2 – Le but culturel de l’éducation
16En ce qui concerne le but culturel de l’enseignement scolaire, la différence entre le néo-républicanisme et le libéralisme politique implique, ici aussi, d’aller au-delà d’une certaine proximité de vocabulaire. Dans les deux cas en effet, ce but peut être décrit dans les termes du développement de l’autonomie individuelle ou encore d’une éducation de la raison. Mais ce n’est pas la même chose qui est désignée par là dans l’une et l’autre tradition.
17Du côté du libéralisme politique, les analyses convergent, en deçà de la différence des formulations, vers l’idée d’une autonomie instrumentale. John Rawls écrit par exemple, que la valeur de l’éducation ne se juge pas uniquement par son efficacité comme moyen de l’égalité des chances. « Aussi important, si ce n’est plus, est le rôle de l’éducation pour rendre une personne capable de goûter la culture de la société et d’y jouer un rôle, et, de cette façon, pour donner à chaque individu l’assurance de sa propre valeur » [19]. Pour Will Kymlicka, la liberté comprise au sens libéral, comme liberté de choix d’une vie bonne, c’est-à-dire pouvoir de choisir, d’examiner sa vie et de changer son orientation, implique que les individus puissent « disposer des moyens qui leur permettent de prendre conscience des différentes conceptions de la vie bonne, ainsi que de l’aptitude à évaluer intelligemment ces conceptions ». Une société libérale autorise non seulement « les individus à mener leur vie selon les buts qu’ils se seront choisis à un moment donné, mais elle met également à leur disposition des informations concernant d’autres modes de vie (grâce à la liberté d’expression) », modes de vie qui sont présentés aux enfants dans le cadre de la scolarisation. Cette condition, peut-on conclure avec l’auteur, « explique l’intérêt que les libéraux portent traditionnellement à l’éducation » [20].

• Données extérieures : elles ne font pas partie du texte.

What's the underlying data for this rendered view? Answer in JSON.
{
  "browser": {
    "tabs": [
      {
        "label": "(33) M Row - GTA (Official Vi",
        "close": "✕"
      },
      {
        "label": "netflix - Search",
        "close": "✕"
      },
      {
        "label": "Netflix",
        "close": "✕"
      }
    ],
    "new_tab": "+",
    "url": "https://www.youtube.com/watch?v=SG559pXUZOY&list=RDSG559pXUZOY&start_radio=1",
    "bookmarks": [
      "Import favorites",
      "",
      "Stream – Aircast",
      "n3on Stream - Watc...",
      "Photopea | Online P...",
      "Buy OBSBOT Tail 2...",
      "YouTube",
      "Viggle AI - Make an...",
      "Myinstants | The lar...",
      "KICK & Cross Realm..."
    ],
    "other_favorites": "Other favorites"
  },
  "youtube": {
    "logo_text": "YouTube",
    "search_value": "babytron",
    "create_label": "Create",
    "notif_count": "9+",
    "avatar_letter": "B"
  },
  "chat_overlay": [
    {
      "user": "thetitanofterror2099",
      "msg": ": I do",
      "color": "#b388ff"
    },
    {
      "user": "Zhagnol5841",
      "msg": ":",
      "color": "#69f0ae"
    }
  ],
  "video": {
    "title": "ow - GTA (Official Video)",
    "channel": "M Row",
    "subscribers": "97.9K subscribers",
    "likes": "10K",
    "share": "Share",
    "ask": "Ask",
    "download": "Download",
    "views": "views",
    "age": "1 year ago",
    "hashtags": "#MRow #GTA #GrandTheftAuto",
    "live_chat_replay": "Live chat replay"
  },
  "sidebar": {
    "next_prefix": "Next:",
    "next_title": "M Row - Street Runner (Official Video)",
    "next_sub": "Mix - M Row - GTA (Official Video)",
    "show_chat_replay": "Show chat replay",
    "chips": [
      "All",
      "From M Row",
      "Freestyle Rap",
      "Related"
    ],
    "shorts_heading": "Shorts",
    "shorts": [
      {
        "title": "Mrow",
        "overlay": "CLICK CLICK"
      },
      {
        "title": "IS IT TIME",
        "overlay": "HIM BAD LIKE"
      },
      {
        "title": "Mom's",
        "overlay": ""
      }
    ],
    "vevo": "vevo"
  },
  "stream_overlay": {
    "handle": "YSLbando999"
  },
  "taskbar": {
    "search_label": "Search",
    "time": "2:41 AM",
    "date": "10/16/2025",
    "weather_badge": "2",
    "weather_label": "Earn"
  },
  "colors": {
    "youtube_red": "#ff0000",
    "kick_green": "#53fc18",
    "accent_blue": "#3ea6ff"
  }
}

18Le néo-républicanisme a en principe une ambition plus haute : l’instruction et le savoir n’y sont pas conçus comme des moyens de la liberté individuelle, ils sont en eux-mêmes des biens [21]. Il n’y a pas de réponse à la question de savoir en vue de quoi l’on s’instruit, sinon celle qui consiste à dire que l’instruction est à elle-même sa propre fin, parce que la formation de l’esprit est l’une des plus hautes façons que l’on a de devenir un bon citoyen et un homme de bien [22]. Ou encore, dire que l’instruction permet l’émancipation, l’autonomie, la liberté de penser, est à la rigueur, une mauvaise façon de s’exprimer. Le savoir est en lui-même émancipation, autonomie, liberté de penser. Cette « confiance ingénue » dans le savoir est caractéristique de l’esprit républicain : « le travail intellectuel est à lui-même sa propre récompense ». Tout savoir est en lui-même « une morale » [23].
3 – L’égalité des chances
19Le thème de l’égalité constitue un des thèmes centraux de la pensée éducative du libéralisme politique. D’une part, l’égalité des chances est un des principes fondamentaux de la justice, dans une société libérale. D’autre part, l’éducation constitue l’un des moyens privilégiés pour tendre à réaliser une situation conforme à ce principe. Dans la Théorie de la justice, Rawls critique en particulier le système de la « liberté naturelle » qui considère comme juste, toute situation de répartition des biens sociaux déduite d’une répartition initiale égale. L’argumentation de Rawls insiste sur la nécessité de refuser que la contingence et l’arbitraire des circonstances sociales soient des conditions de la justice. Il rappelle que la théorie classique de l’« égalité libérale » cherche à corriger ce défaut, c’est-à-dire à atténuer « l’influence des contingences sociales et du hasard naturel sur la répartition » en imposant des « conditions structurales supplémentaires ». C’est à ce point que l’éducation intervient. Au même titre que l’empêchement des « accumulations excessives de propriété et de richesse », que réalise en particulier la fiscalité sur les successions, il importe de « maintenir des possibilités égales d’éducation pour tous. Les chances d’acquérir de la culture et des compétences techniques, écrit Rawls, ne devraient pas dépendre de notre situation de classe et ainsi le système scolaire, qu’il soit public ou privé, devrait être conçu de manière à aplanir les différences de classe » [24].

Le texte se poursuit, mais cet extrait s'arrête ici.